顯然,當時的王大貴也回過神來了,而且害怕了,因爲他很可能猜到,眼前這位十有八九還真是團長,就算不是,也鐵定是個官。别的不說,就沖對方發怒的時候,那種不怒而威的氣勢,就不是一般人,這要不跑,豈不是找虐?
按說,八路軍的幹部遇到這種事,最多也就暗中調查一下,可張青山也是個猛人,提起褲子出了茅坑後,立馬讓四營緊急集合,一個一個的看,最終,終于拍着王大貴的肩膀,咬牙啓齒的說了句“你把官兵平等這一條學的很好,發揮的更好,很好!”後,扭頭就走。
而莫名其妙的四營長彭鵬問清楚情況後,吓了一跳之餘,也是勃然大怒:好你個王大貴,真是太無法無天了,平時你們戲弄老子也就算了,現在倒好,居然發展到敢拿團長開刷。
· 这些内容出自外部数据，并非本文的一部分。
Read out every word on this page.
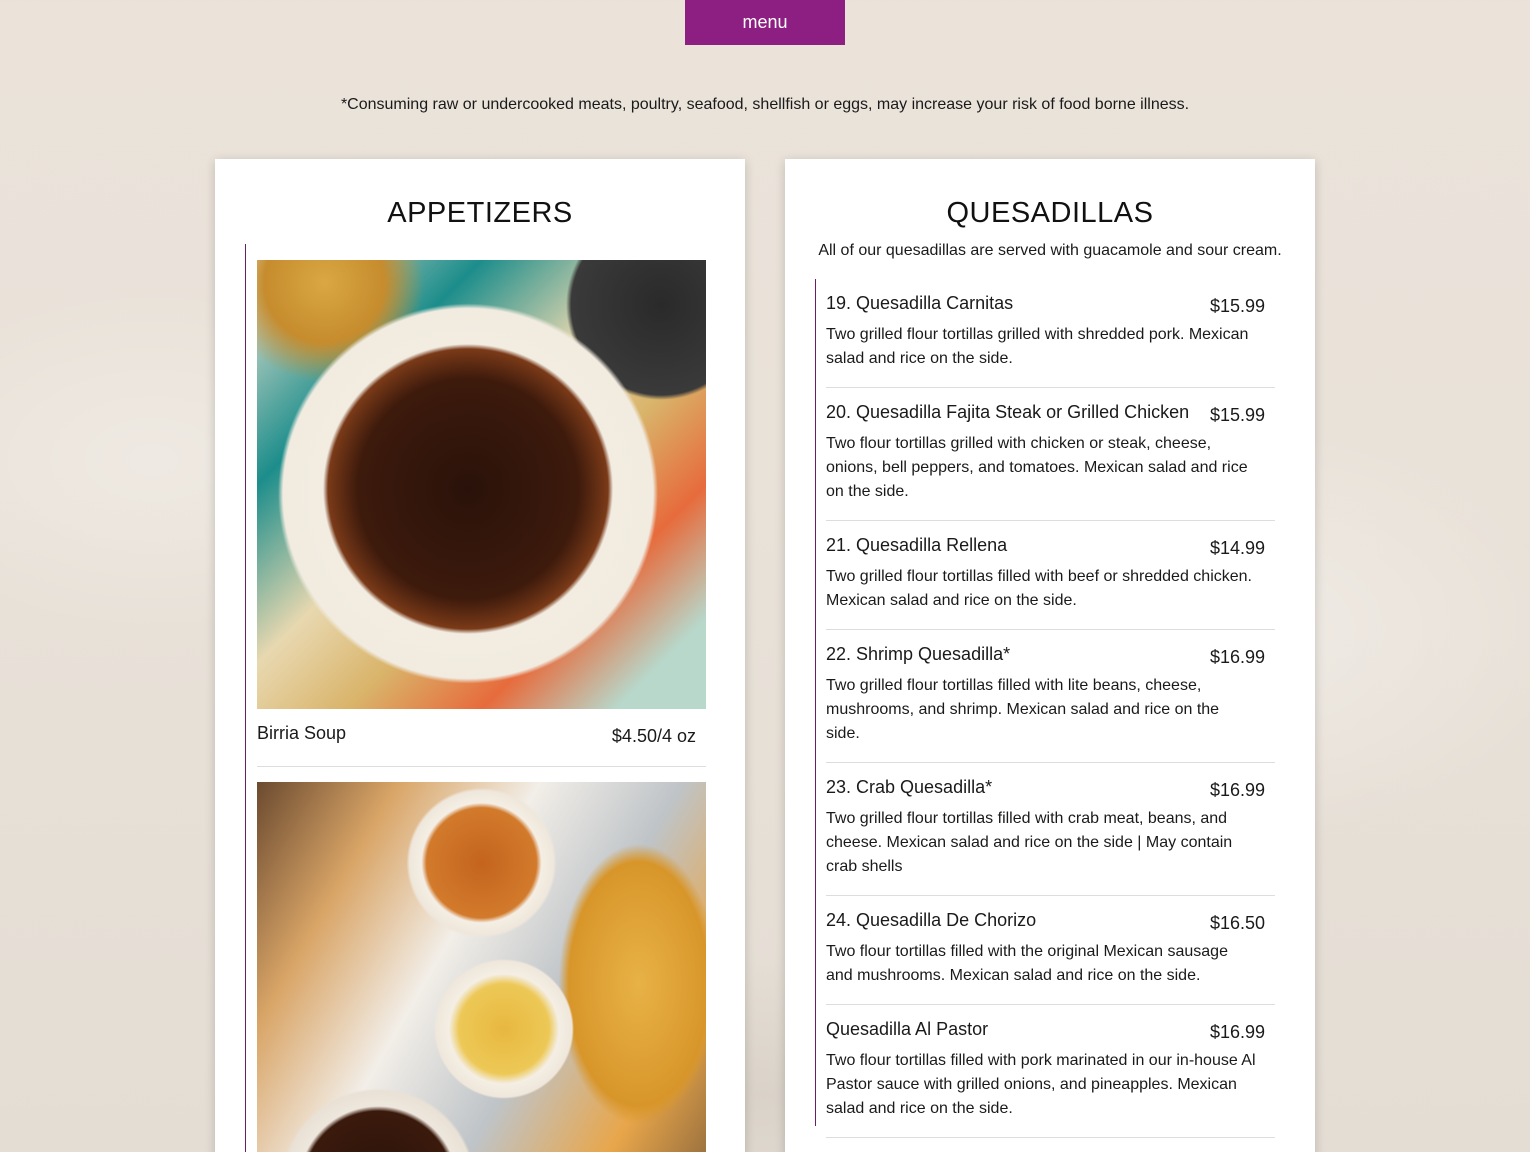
menu

*Consuming raw or undercooked meats, poultry, seafood, shellfish or eggs, may increase your risk of food borne illness.

APPETIZERS
Birria Soup	$4.50/4 oz
QUESADILLAS

All of our quesadillas are served with guacamole and sour cream.

19. Quesadilla Carnitas	$15.99

Two grilled flour tortillas grilled with shredded pork. Mexican salad and rice on the side.

20. Quesadilla Fajita Steak or Grilled Chicken $15.99

Two flour tortillas grilled with chicken or steak, cheese, onions, bell peppers, and tomatoes. Mexican salad and rice on the side.

21. Quesadilla Rellena	$14.99

Two grilled flour tortillas filled with beef or shredded chicken. Mexican salad and rice on the side.

22. Shrimp Quesadilla*	$16.99

Two grilled flour tortillas filled with lite beans, cheese, mushrooms, and shrimp. Mexican salad and rice on the side.

23. Crab Quesadilla*	$16.99

Two grilled flour tortillas filled with crab meat, beans, and cheese. Mexican salad and rice on the side | May contain crab shells

24. Quesadilla De Chorizo	$16.50

Two flour tortillas filled with the original Mexican sausage and mushrooms. Mexican salad and rice on the side.

Quesadilla Al Pastor	$16.99

Two flour tortillas filled with pork marinated in our in-house Al Pastor sauce with grilled onions, and pineapples. Mexican salad and rice on the side.
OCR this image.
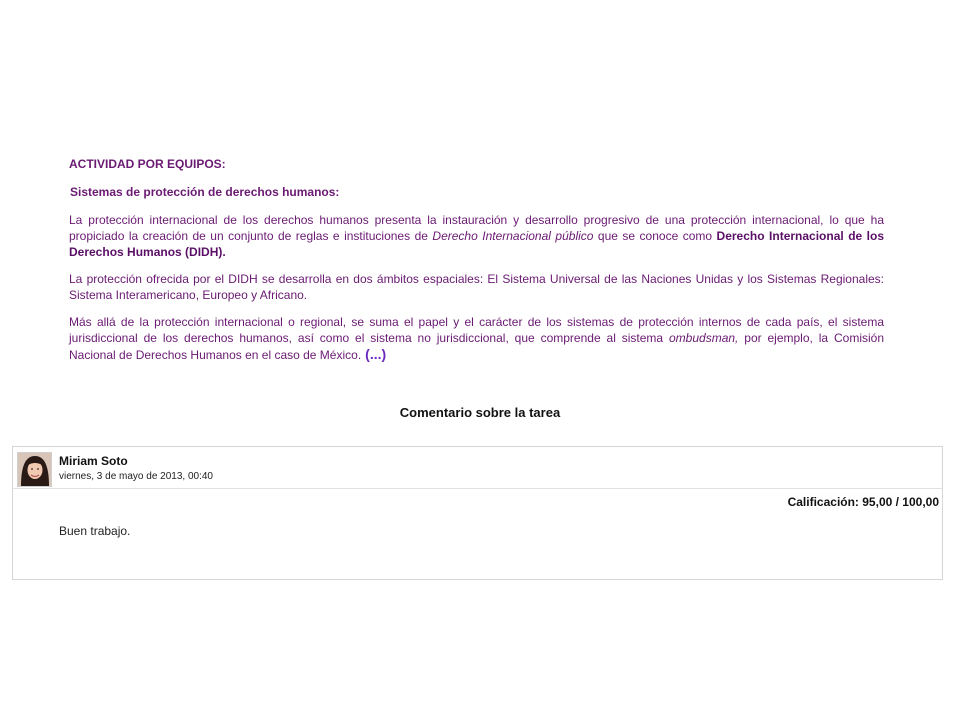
ACTIVIDAD POR EQUIPOS:
Sistemas de protección de derechos humanos:

La protección internacional de los derechos humanos presenta la instauración y desarrollo progresivo de una protección internacional, lo que ha propiciado la creación de un conjunto de reglas e instituciones de Derecho Internacional público que se conoce como Derecho Internacional de los Derechos Humanos (DIDH).

La protección ofrecida por el DIDH se desarrolla en dos ámbitos espaciales: El Sistema Universal de las Naciones Unidas y los Sistemas Regionales: Sistema Interamericano, Europeo y Africano.

Más allá de la protección internacional o regional, se suma el papel y el carácter de los sistemas de protección internos de cada país, el sistema jurisdiccional de los derechos humanos, así como el sistema no jurisdiccional, que comprende al sistema ombudsman, por ejemplo, la Comisión Nacional de Derechos Humanos en el caso de México. (...)

Comentario sobre la tarea
Miriam Soto
viernes, 3 de mayo de 2013, 00:40
Calificación: 95,00 / 100,00
Buen trabajo.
雖然老子也很想這麽做,可是,也僅僅隻是敢想想啊!你們比老子厲害,這要還不好好收拾一頓,今後豈不是得翻天了?
于是,彭鵬和二連長來到了一排,想領着王大貴給張青山道個歉,誰知道,王大貴死活不願意,氣得彭鵬臉都變了,卻也無可奈何,最後,這事也就不了了之。
手下有這麽一位有個性的人,或者說,有這麽一位能惹事的主,二連長要是記不清楚,那才見鬼了。
不過,這家夥打起仗來不僅兇猛,敢打敢拼,絕不下餘他敢戲耍團長的本事和膽量。加上這家夥臉皮厚,學習起來,或者求人的時候,絕對能超過不恥下問的程度。再加上他運氣真的很好,因此立下幾次打功,所以,很快就成了基層指揮員。
“怎麽是你?你們排長了?”
王大貴轉身往右邊一指,有些沙啞的說:“在那!”
然後又補充了一句:“他犧牲了。”
隻見五、六米外,一個人靜靜地坐在那裏,背靠着路坎,嘴裏叼着煙,而煙已經被血水打濕……後來才知道,一排長在指揮的時候,被小鬼子的手雷炸傷了腰部,卻死活不願意下去接受包紮。然後,在戰鬥的時候,又被兩顆子彈擊中胸部,犧牲!
二連長深深地看了眼一排長的遺體,心又有點疼了,可還是鐵着臉沉聲問道:“那這裏現在誰在指揮?”
“我!”
“你?”二連長有些吃驚的看着王大貴,一股不好的預感直沖腦海:兩個排,卻讓一個副排長指揮,也就是說,兩個排的排長都犧牲或者受重傷而不得不暫時讓出指揮權,而這本身也就是說明了此仗的慘烈程度,讓二連長心痛的面色都一片蒼白……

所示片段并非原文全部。